The site for this so-called Reformation Project is very disturbing as it gives the appearance of sound Christian theology (Statement of Faith) and yet it promotes the idea that unrepentant sodomites are Christians. Has anyone run into this group? I ind it perverse that they have appropriated the term "reformation" in such a way. If nothing else, then something to be on the lookout for within the church.


----------



## Marrow Man (Sep 10, 2013)

Several months ago, James White went through Matthew Vines' entire presentation and showed how erroneous all of this is. He has posted that refutation for free on his website, here: "Gay Christianity" Refuted!


----------



## JohnGill (Sep 10, 2013)

Marrow Man said:


> Several months ago, James White went through Matthew Vines' entire presentation and showed how erroneous all of this is.

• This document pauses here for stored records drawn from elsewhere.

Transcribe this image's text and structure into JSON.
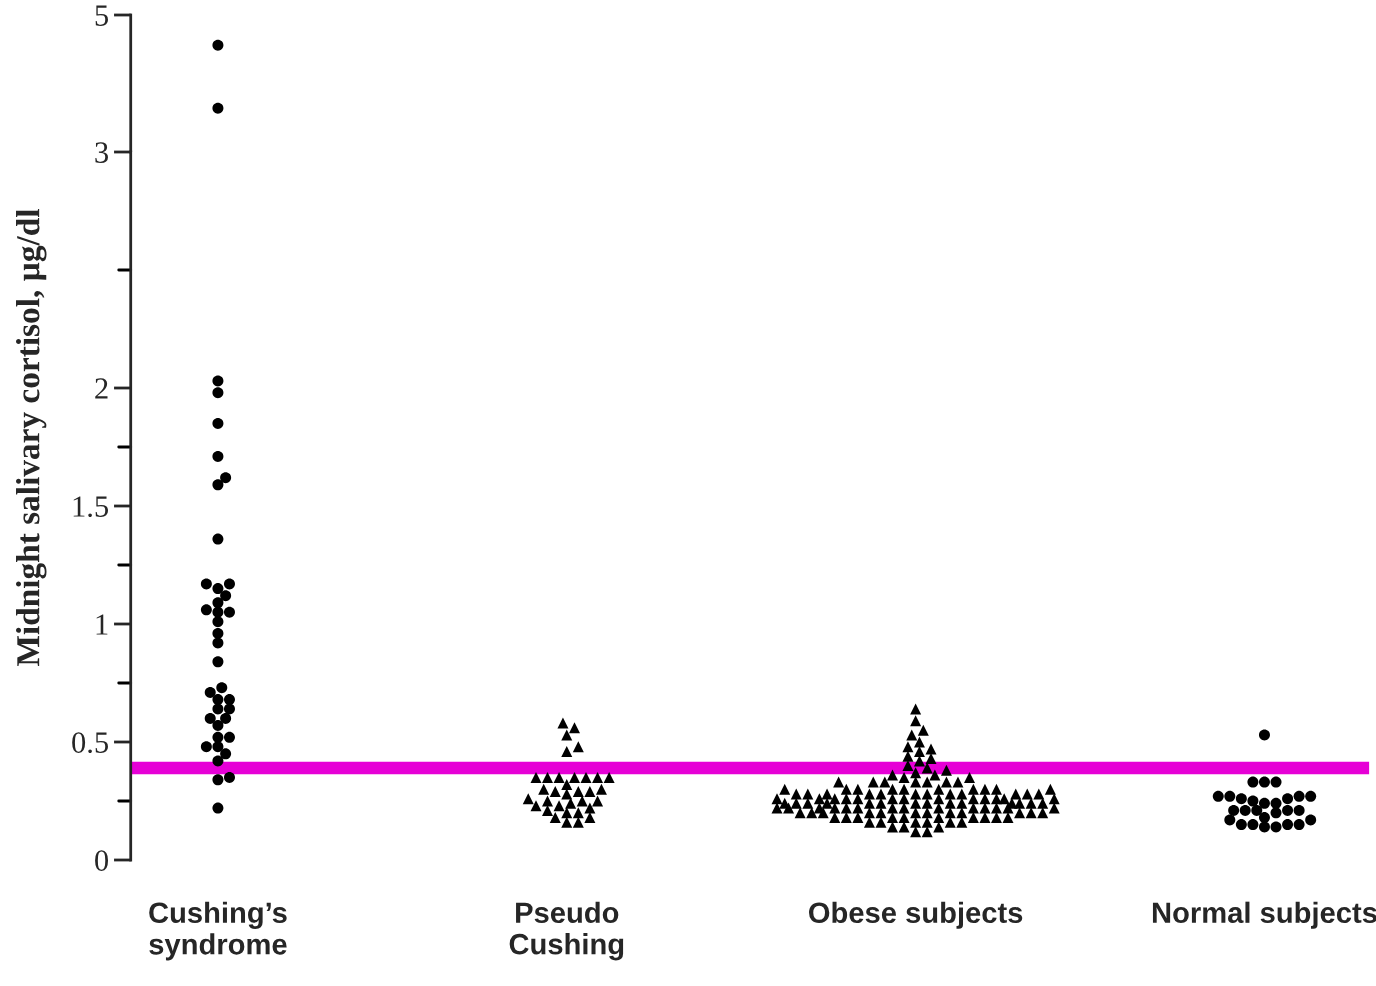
{
  "chart_data": [
    {
      "type": "scatter",
      "tick_labels": "y",
      "categories": [
        "Cushing’s\nsyndrome",
        "Pseudo\nCushing",
        "Obese subjects",
        "Normal subjects"
      ],
      "ylim": [
        3,
        5
      ],
      "yticks": [
        3,
        5
      ],
      "series": [
        {
          "color": "#000000",
          "marker": "circle",
          "x": [
            "Cushing’s\nsyndrome",
            "Cushing’s\nsyndrome"
          ],
          "values": [
            4.56,
            3.64
          ]
        }
      ]
    },
    {
      "type": "scatter",
      "categories": [
        "Cushing’s\nsyndrome",
        "Pseudo\nCushing",
        "Obese subjects",
        "Normal subjects"
      ],
      "ylabel": "Midnight salivary cortisol, µg/dl",
      "ylim": [
        0,
        3
      ],
      "yticks": [
        0,
        {
          "value": 0.25,
          "label": null
        },
        0.5,
        {
          "value": 0.75,
          "label": null
        },
        1,
        {
          "value": 1.25,
          "label": null
        },
        1.5,
        {
          "value": 1.75,
          "label": null
        },
        2,
        {
          "value": 2.5,
          "label": null
        }
      ],
      "ref_lines": [
        {
          "axis": "y",
          "value": 0.39,
          "color": "#e600d6"
        }
      ],
      "series": [
        {
          "color": "#000000",
          "marker": "circle",
          "x": [
            "Cushing’s\nsyndrome",
            "Cushing’s\nsyndrome",
            "Cushing’s\nsyndrome",
            "Cushing’s\nsyndrome",
            "Cushing’s\nsyndrome",
            "Cushing’s\nsyndrome",
            "Cushing’s\nsyndrome",
            "Cushing’s\nsyndrome",
            "Cushing’s\nsyndrome",
            "Cushing’s\nsyndrome",
            "Cushing’s\nsyndrome",
            "Cushing’s\nsyndrome",
            "Cushing’s\nsyndrome",
            "Cushing’s\nsyndrome",
            "Cushing’s\nsyndrome",
            "Cushing’s\nsyndrome",
            "Cushing’s\nsyndrome",
            "Cushing’s\nsyndrome",
            "Cushing’s\nsyndrome",
            "Cushing’s\nsyndrome",
            "Cushing’s\nsyndrome",
            "Cushing’s\nsyndrome",
            "Cushing’s\nsyndrome",
            "Cushing’s\nsyndrome",
            "Cushing’s\nsyndrome",
            "Cushing’s\nsyndrome",
            "Cushing’s\nsyndrome",
            "Cushing’s\nsyndrome",
            "Cushing’s\nsyndrome",
            "Cushing’s\nsyndrome",
            "Cushing’s\nsyndrome",
            "Cushing’s\nsyndrome",
            "Cushing’s\nsyndrome",
            "Cushing’s\nsyndrome",
            "Cushing’s\nsyndrome",
            "Cushing’s\nsyndrome",
            "Cushing’s\nsyndrome"
          ],
          "values": [
            2.03,
            1.98,
            1.85,
            1.71,
            1.62,
            1.59,
            1.36,
            1.17,
            1.17,
            1.15,
            1.12,
            1.09,
            1.06,
            1.05,
            1.05,
            1.01,
            0.96,
            0.92,
            0.84,
            0.73,
            0.71,
            0.68,
            0.68,
            0.64,
            0.64,
            0.6,
            0.6,
            0.57,
            0.52,
            0.52,
            0.48,
            0.48,
            0.45,
            0.42,
            0.35,
            0.34,
            0.22
          ]
        },
        {
          "color": "#000000",
          "marker": "triangle",
          "x": [
            "Pseudo\nCushing",
            "Pseudo\nCushing",
            "Pseudo\nCushing",
            "Pseudo\nCushing",
            "Pseudo\nCushing",
            "Pseudo\nCushing",
            "Pseudo\nCushing",
            "Pseudo\nCushing",
            "Pseudo\nCushing",
            "Pseudo\nCushing",
            "Pseudo\nCushing",
            "Pseudo\nCushing",
            "Pseudo\nCushing",
            "Pseudo\nCushing",
            "Pseudo\nCushing",
            "Pseudo\nCushing",
            "Pseudo\nCushing",
            "Pseudo\nCushing",
            "Pseudo\nCushing",
            "Pseudo\nCushing",
            "Pseudo\nCushing",
            "Pseudo\nCushing",
            "Pseudo\nCushing",
            "Pseudo\nCushing",
            "Pseudo\nCushing",
            "Pseudo\nCushing",
            "Pseudo\nCushing",
            "Pseudo\nCushing",
            "Pseudo\nCushing",
            "Pseudo\nCushing",
            "Pseudo\nCushing",
            "Pseudo\nCushing",
            "Pseudo\nCushing",
            "Pseudo\nCushing"
          ],
          "values": [
            0.58,
            0.56,
            0.53,
            0.48,
            0.46,
            0.35,
            0.35,
            0.35,
            0.35,
            0.35,
            0.35,
            0.35,
            0.32,
            0.29,
            0.3,
            0.3,
            0.29,
            0.28,
            0.29,
            0.25,
            0.24,
            0.22,
            0.25,
            0.23,
            0.25,
            0.23,
            0.21,
            0.2,
            0.18,
            0.18,
            0.2,
            0.16,
            0.16,
            0.26
          ]
        },
        {
          "color": "#000000",
          "marker": "triangle",
          "x": [
            "Obese subjects",
            "Obese subjects",
            "Obese subjects",
            "Obese subjects",
            "Obese subjects",
            "Obese subjects",
            "Obese subjects",
            "Obese subjects",
            "Obese subjects",
            "Obese subjects",
            "Obese subjects",
            "Obese subjects",
            "Obese subjects",
            "Obese subjects",
            "Obese subjects",
            "Obese subjects",
            "Obese subjects",
            "Obese subjects",
            "Obese subjects",
            "Obese subjects",
            "Obese subjects",
            "Obese subjects",
            "Obese subjects",
            "Obese subjects",
            "Obese subjects",
            "Obese subjects",
            "Obese subjects",
            "Obese subjects",
            "Obese subjects",
            "Obese subjects",
            "Obese subjects",
            "Obese subjects",
            "Obese subjects",
            "Obese subjects",
            "Obese subjects",
            "Obese subjects",
            "Obese subjects",
            "Obese subjects",
            "Obese subjects",
            "Obese subjects",
            "Obese subjects",
            "Obese subjects",
            "Obese subjects",
            "Obese subjects",
            "Obese subjects",
            "Obese subjects",
            "Obese subjects",
            "Obese subjects",
            "Obese subjects",
            "Obese subjects",
            "Obese subjects",
            "Obese subjects",
            "Obese subjects",
            "Obese subjects",
            "Obese subjects",
            "Obese subjects",
            "Obese subjects",
            "Obese subjects",
            "Obese subjects",
            "Obese subjects",
            "Obese subjects",
            "Obese subjects",
            "Obese subjects",
            "Obese subjects",
            "Obese subjects",
            "Obese subjects",
            "Obese subjects",
            "Obese subjects",
            "Obese subjects",
            "Obese subjects",
            "Obese subjects",
            "Obese subjects",
            "Obese subjects",
            "Obese subjects",
            "Obese subjects",
            "Obese subjects",
            "Obese subjects",
            "Obese subjects",
            "Obese subjects",
            "Obese subjects",
            "Obese subjects",
            "Obese subjects",
            "Obese subjects",
            "Obese subjects",
            "Obese subjects",
            "Obese subjects",
            "Obese subjects",
            "Obese subjects",
            "Obese subjects",
            "Obese subjects",
            "Obese subjects",
            "Obese subjects",
            "Obese subjects",
            "Obese subjects",
            "Obese subjects",
            "Obese subjects",
            "Obese subjects",
            "Obese subjects",
            "Obese subjects",
            "Obese subjects",
            "Obese subjects",
            "Obese subjects",
            "Obese subjects",
            "Obese subjects",
            "Obese subjects",
            "Obese subjects",
            "Obese subjects",
            "Obese subjects",
            "Obese subjects",
            "Obese subjects",
            "Obese subjects",
            "Obese subjects",
            "Obese subjects",
            "Obese subjects",
            "Obese subjects",
            "Obese subjects",
            "Obese subjects",
            "Obese subjects",
            "Obese subjects",
            "Obese subjects",
            "Obese subjects",
            "Obese subjects"
          ],
          "values": [
            0.64,
            0.59,
            0.55,
            0.53,
            0.5,
            0.48,
            0.47,
            0.46,
            0.44,
            0.43,
            0.42,
            0.4,
            0.39,
            0.38,
            0.37,
            0.36,
            0.36,
            0.35,
            0.35,
            0.33,
            0.33,
            0.33,
            0.33,
            0.33,
            0.33,
            0.33,
            0.3,
            0.3,
            0.3,
            0.3,
            0.3,
            0.3,
            0.3,
            0.3,
            0.3,
            0.3,
            0.28,
            0.28,
            0.28,
            0.28,
            0.28,
            0.28,
            0.28,
            0.28,
            0.28,
            0.28,
            0.28,
            0.28,
            0.26,
            0.26,
            0.26,
            0.26,
            0.26,
            0.26,
            0.26,
            0.26,
            0.26,
            0.26,
            0.26,
            0.26,
            0.26,
            0.24,
            0.24,
            0.24,
            0.24,
            0.24,
            0.24,
            0.24,
            0.24,
            0.24,
            0.24,
            0.24,
            0.24,
            0.24,
            0.24,
            0.22,
            0.22,
            0.22,
            0.22,
            0.22,
            0.22,
            0.22,
            0.22,
            0.22,
            0.22,
            0.22,
            0.22,
            0.22,
            0.22,
            0.2,
            0.2,
            0.2,
            0.2,
            0.2,
            0.2,
            0.2,
            0.2,
            0.2,
            0.2,
            0.2,
            0.2,
            0.18,
            0.18,
            0.18,
            0.18,
            0.18,
            0.18,
            0.18,
            0.18,
            0.18,
            0.18,
            0.16,
            0.16,
            0.16,
            0.16,
            0.16,
            0.16,
            0.14,
            0.14,
            0.14,
            0.12,
            0.12
          ]
        },
        {
          "color": "#000000",
          "marker": "circle",
          "x": [
            "Normal subjects",
            "Normal subjects",
            "Normal subjects",
            "Normal subjects",
            "Normal subjects",
            "Normal subjects",
            "Normal subjects",
            "Normal subjects",
            "Normal subjects",
            "Normal subjects",
            "Normal subjects",
            "Normal subjects",
            "Normal subjects",
            "Normal subjects",
            "Normal subjects",
            "Normal subjects",
            "Normal subjects",
            "Normal subjects",
            "Normal subjects",
            "Normal subjects",
            "Normal subjects",
            "Normal subjects",
            "Normal subjects",
            "Normal subjects",
            "Normal subjects",
            "Normal subjects",
            "Normal subjects",
            "Normal subjects"
          ],
          "values": [
            0.53,
            0.33,
            0.33,
            0.33,
            0.27,
            0.27,
            0.24,
            0.27,
            0.26,
            0.24,
            0.26,
            0.27,
            0.25,
            0.21,
            0.21,
            0.21,
            0.2,
            0.21,
            0.18,
            0.17,
            0.14,
            0.15,
            0.15,
            0.15,
            0.15,
            0.14,
            0.17,
            0.21
          ]
        }
      ]
    }
  ]
}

He has posted that refutation for free on his website, here: "Gay Christianity" Refuted!



Glad to here it's being tackled.


----------



## arapahoepark (Sep 10, 2013)

I hope and pray the project dies swiftly.


----------



## JohnGill (Sep 10, 2013)

arap said:


> I hope and pray the project dies swiftly.



Considering they raised over a $100k in a short time, I think it'll be staying around.

I hope it stays a fringe group that does die out quickly, but with our country's current climate favoring sodomy, I see this group gathering momentum.


----------